Une économie atomique de 100 % est-elle toujours possible ?
Non : seules les réactions d'addition, où tous les atomes des réactifs se retrouvent dans un unique produit sans aucun sous-produit, peuvent atteindre 100 %. La plupart des réactions de substitution ou d'élimination génèrent nécessairement au moins un sous-produit (souvent un sel ou une petite molécule comme l'eau), ce qui plafonne mécaniquement leur économie atomique en dessous de 100 %, quelle que soit la qualité de leur exécution pratique.
Pourquoi l’économie atomique importe-t-elle en chimie industrielle ?
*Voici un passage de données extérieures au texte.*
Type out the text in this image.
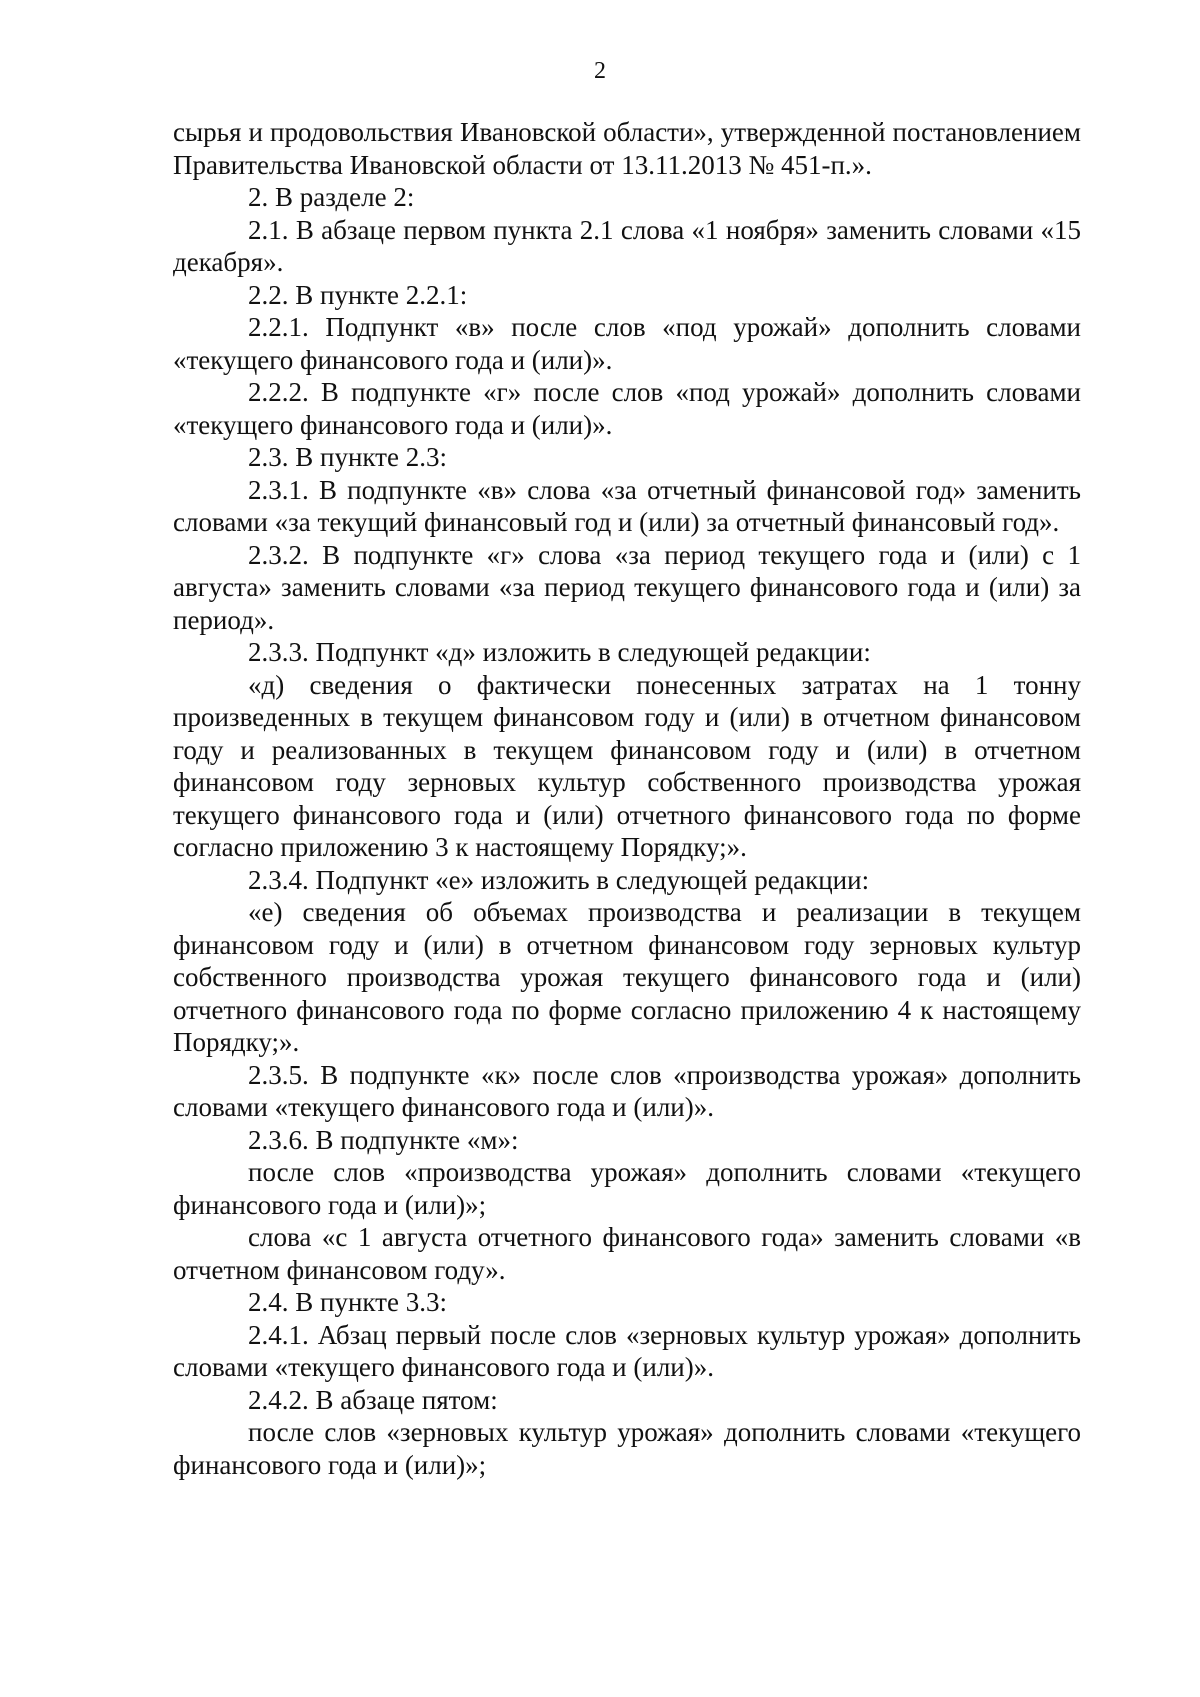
2

сырья и продовольствия Ивановской области», утвержденной постановлением Правительства Ивановской области от 13.11.2013 № 451-п.».

2. В разделе 2:

2.1. В абзаце первом пункта 2.1 слова «1 ноября» заменить словами «15 декабря».

2.2. В пункте 2.2.1:

2.2.1. Подпункт «в» после слов «под урожай» дополнить словами «текущего финансового года и (или)».

2.2.2. В подпункте «г» после слов «под урожай» дополнить словами «текущего финансового года и (или)».

2.3. В пункте 2.3:

2.3.1. В подпункте «в» слова «за отчетный финансовой год» заменить словами «за текущий финансовый год и (или) за отчетный финансовый год».

2.3.2. В подпункте «г» слова «за период текущего года и (или) с 1 августа» заменить словами «за период текущего финансового года и (или) за период».

2.3.3. Подпункт «д» изложить в следующей редакции:

«д) сведения о фактически понесенных затратах на 1 тонну произведенных в текущем финансовом году и (или) в отчетном финансовом году и реализованных в текущем финансовом году и (или) в отчетном финансовом году зерновых культур собственного производства урожая текущего финансового года и (или) отчетного финансового года по форме согласно приложению 3 к настоящему Порядку;».

2.3.4. Подпункт «е» изложить в следующей редакции:

«е) сведения об объемах производства и реализации в текущем финансовом году и (или) в отчетном финансовом году зерновых культур собственного производства урожая текущего финансового года и (или) отчетного финансового года по форме согласно приложению 4 к настоящему Порядку;».

2.3.5. В подпункте «к» после слов «производства урожая» дополнить словами «текущего финансового года и (или)».

2.3.6. В подпункте «м»:

после слов «производства урожая» дополнить словами «текущего финансового года и (или)»;

слова «с 1 августа отчетного финансового года» заменить словами «в отчетном финансовом году».

2.4. В пункте 3.3:

2.4.1. Абзац первый после слов «зерновых культур урожая» дополнить словами «текущего финансового года и (или)».

2.4.2. В абзаце пятом:

после слов «зерновых культур урожая» дополнить словами «текущего финансового года и (или)»;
Une économie atomique élevée signifie moins de matière première gaspillée en sous-produits, donc des coûts de production réduits et un impact environnemental moindre (moins de déchets à traiter ou à retraiter). C'est l'un des douze principes fondateurs de la chimie verte, qui vise à concevoir des procédés chimiques efficaces non seulement en rendement, mais aussi en utilisation de la matière première dès la conception de la réaction.